Editor Sergi Puertas said hope remains that the magazine will continue its run unabated. "After several months losing readers and money, we reached a situation in issue #289 (March 2004) where we had only two options: closing the magazine right now... or make the situation public in a last effort to get new readers and to get back the ones that used to read the magazine years ago. According to Puertas, the magazine's circulations is down to 6000 from its 1983 heights, when it sold 45,000 copies an issues. It was six months ago that the magazine slipped into unprofitablity, and the decision to go public with their woes was made by Jose Maria Berenguer, Emilio Bernardez, Nono Kadaver and Puertas.
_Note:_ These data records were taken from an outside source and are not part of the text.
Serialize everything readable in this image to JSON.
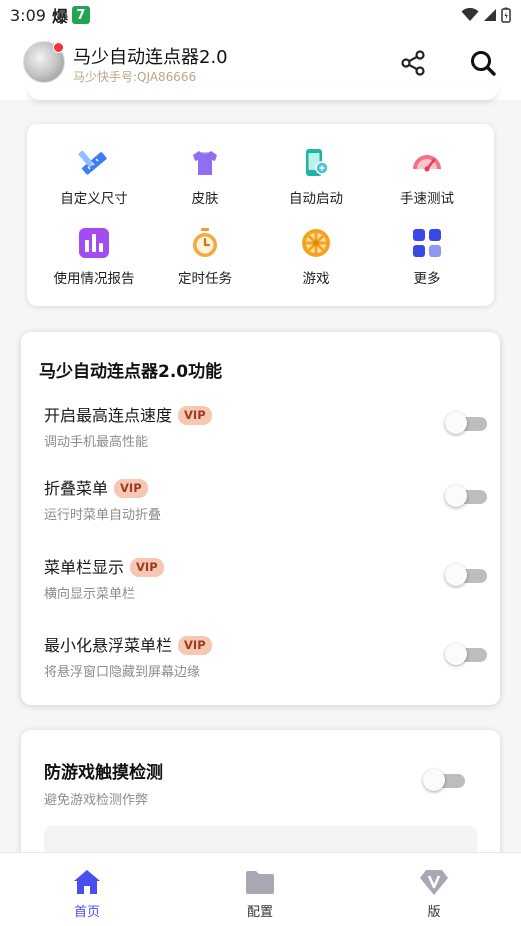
{
  "status_bar": {
    "time": "3:09",
    "app_badge": "爆",
    "seven_badge": "7"
  },
  "header": {
    "title": "马少自动连点器2.0",
    "subtitle": "马少快手号:QJA86666"
  },
  "quick_grid": {
    "items": [
      {
        "label": "自定义尺寸",
        "icon": "ruler-pencil-icon"
      },
      {
        "label": "皮肤",
        "icon": "tshirt-icon"
      },
      {
        "label": "自动启动",
        "icon": "phone-link-icon"
      },
      {
        "label": "手速测试",
        "icon": "speedometer-icon"
      },
      {
        "label": "使用情况报告",
        "icon": "bar-chart-icon"
      },
      {
        "label": "定时任务",
        "icon": "stopwatch-icon"
      },
      {
        "label": "游戏",
        "icon": "wheel-icon"
      },
      {
        "label": "更多",
        "icon": "grid-more-icon"
      }
    ]
  },
  "features": {
    "title": "马少自动连点器2.0功能",
    "vip_label": "VIP",
    "rows": [
      {
        "name": "开启最高连点速度",
        "desc": "调动手机最高性能",
        "vip": true,
        "enabled": false
      },
      {
        "name": "折叠菜单",
        "desc": "运行时菜单自动折叠",
        "vip": true,
        "enabled": false
      },
      {
        "name": "菜单栏显示",
        "desc": "横向显示菜单栏",
        "vip": true,
        "enabled": false
      },
      {
        "name": "最小化悬浮菜单栏",
        "desc": "将悬浮窗口隐藏到屏幕边缘",
        "vip": true,
        "enabled": false
      }
    ]
  },
  "anti_detect": {
    "title": "防游戏触摸检测",
    "desc": "避免游戏检测作弊",
    "enabled": false
  },
  "bottom_nav": {
    "items": [
      {
        "label": "首页",
        "icon": "home-icon",
        "active": true
      },
      {
        "label": "配置",
        "icon": "folder-icon",
        "active": false
      },
      {
        "label": "版",
        "icon": "vip-diamond-icon",
        "active": false
      }
    ]
  },
  "colors": {
    "accent": "#4a4ef0",
    "vip_bg": "#f6c8b4",
    "vip_text": "#9c3d20",
    "notification_dot": "#f5313c"
  }
}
The magazine's circulation won't need to increas back to Reagan-era levels, but its staff remains hopeful that the media coverage of the magazine's problems will goose sales enough to put El Vibora back into the black. Another set of sales figures will be available in June. Puertas told the Journal, "We'll keep publishing the magazine until then. If the figure are OK, great! If not... well, we'll have to cease publication."

El Vibora began producton in 1979, on the cusp of a period in the early 1980s when comic magazines such as Creepy and 1984 enjoyed a great deal of popularity in Spain. According to Puertas, most comic magazines went bankrupt by the end of that decade, and magazines in general are in trouble there now. "Nowadays, everything turns around multimedia stuff, videogames, DVDs, cell phones and stuff. [It] seems traditional paper format things are doomed. Puertas also notes that things are particularly tough on general newsstands, where El Vibora used to find most of its market.
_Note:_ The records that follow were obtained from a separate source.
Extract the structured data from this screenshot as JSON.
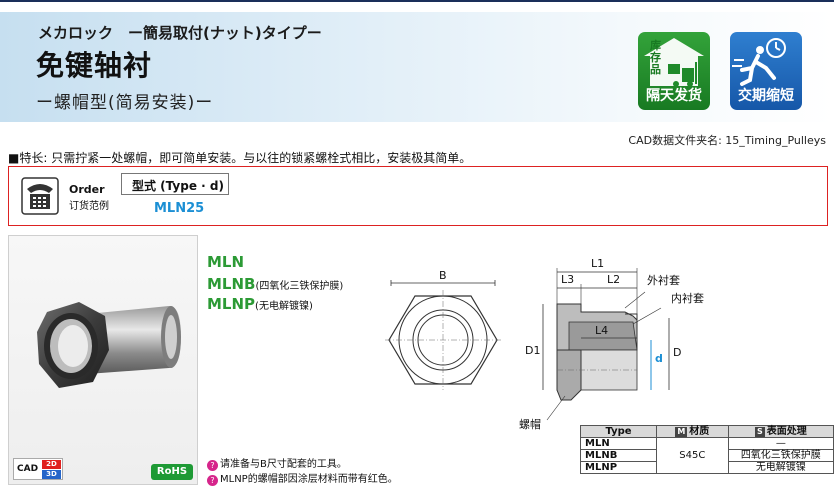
{
  "header": {
    "sub_title": "メカロック　ー簡易取付(ナット)タイプー",
    "main_title": "免键轴衬",
    "type_title": "ー螺帽型(简易安装)ー"
  },
  "badges": {
    "stock_text": "库存品",
    "stock_label": "隔天发货",
    "fast_label": "交期缩短"
  },
  "cad_folder": "CAD数据文件夹名: 15_Timing_Pulleys",
  "feature": "■特长: 只需拧紧一处螺帽，即可简单安装。与以往的锁紧螺栓式相比，安装极其简单。",
  "order": {
    "en": "Order",
    "zh": "订货范例",
    "model_label": "型式 (Type · d)",
    "model_code": "MLN25"
  },
  "photo": {
    "cad_text": "CAD",
    "cad_2d": "2D",
    "cad_3d": "3D",
    "rohs": "RoHS"
  },
  "variants": [
    {
      "code": "MLN",
      "note": ""
    },
    {
      "code": "MLNB",
      "note": "(四氧化三铁保护膜)"
    },
    {
      "code": "MLNP",
      "note": "(无电解镀镍)"
    }
  ],
  "drawing": {
    "B": "B",
    "L1": "L1",
    "L2": "L2",
    "L3": "L3",
    "L4": "L4",
    "D1": "D1",
    "d": "d",
    "D": "D",
    "outer": "外衬套",
    "inner": "内衬套",
    "nut": "螺帽"
  },
  "notes": [
    "请准备与B尺寸配套的工具。",
    "MLNP的螺帽部因涂层材料而带有红色。"
  ],
  "spec_table": {
    "headers": [
      "Type",
      "材质",
      "表面处理"
    ],
    "tag_m": "M",
    "tag_s": "S",
    "rows": [
      {
        "type": "MLN",
        "material": "",
        "surface": "—"
      },
      {
        "type": "MLNB",
        "material": "S45C",
        "surface": "四氧化三铁保护膜"
      },
      {
        "type": "MLNP",
        "material": "",
        "surface": "无电解镀镍"
      }
    ]
  },
  "colors": {
    "accent_blue": "#1c8fd4",
    "variant_green": "#2c9a35",
    "order_border": "#dd2222",
    "header_navy": "#1a2f5a"
  }
}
El Vibora may be best known to North American cartoonists as a place to gain a toehold in Europe, and for many it was the first step in a fruitful relationship with Spanish audiences. Peter Bagge, R. Crumb and Charles Burns are among those who have been published in the pages of the magazine. Burns told the Journal he met Editor Jose Maria Berenguer in the early 1980s and was "thrilled to find out he was interested in publishing my wortk in his magazine. I'd only had a couple of things in print at that point and the idea of having my comics translated into Spanish made me feel like I was on my way to becoming a real pro." Burns said the magazine has published nearly everything he's done.

Severl of the contributors to the magazine have since published books with the company, based in part on their exposure in the magazine. Burns says that most of the stuff he publishes now in Spain is in pamphlet or book form. "In the '80s there were a lot more anthology magazines in Europe. I guess most of them were based off of the French model: publish an anthology that serialzes the work of various cartoonists and then collect the finished stories into an album. The problem was, people lost interest in buyng the magazines and just waite to buy the albums of their favorite authors. Sound familiar? All the European magazines that carried my work eventually went under except El Vibora."

According to Puertas, the "saddest part" of a cessation of publication would be the hole left in the Spanish market. "If El Vibora ceases publication, there's no adult comic magazines in Spain anymore, and that would affect mostly Spanish underground artists and foreign artists that are not well known here. In Spain, it's very hard to get a publisher to publish a graphic novel, even a comic book if you are not well known. El Vibora was the platform to tell your stuff and get a reputation, and if it closes, well, that's really bad news for all these people."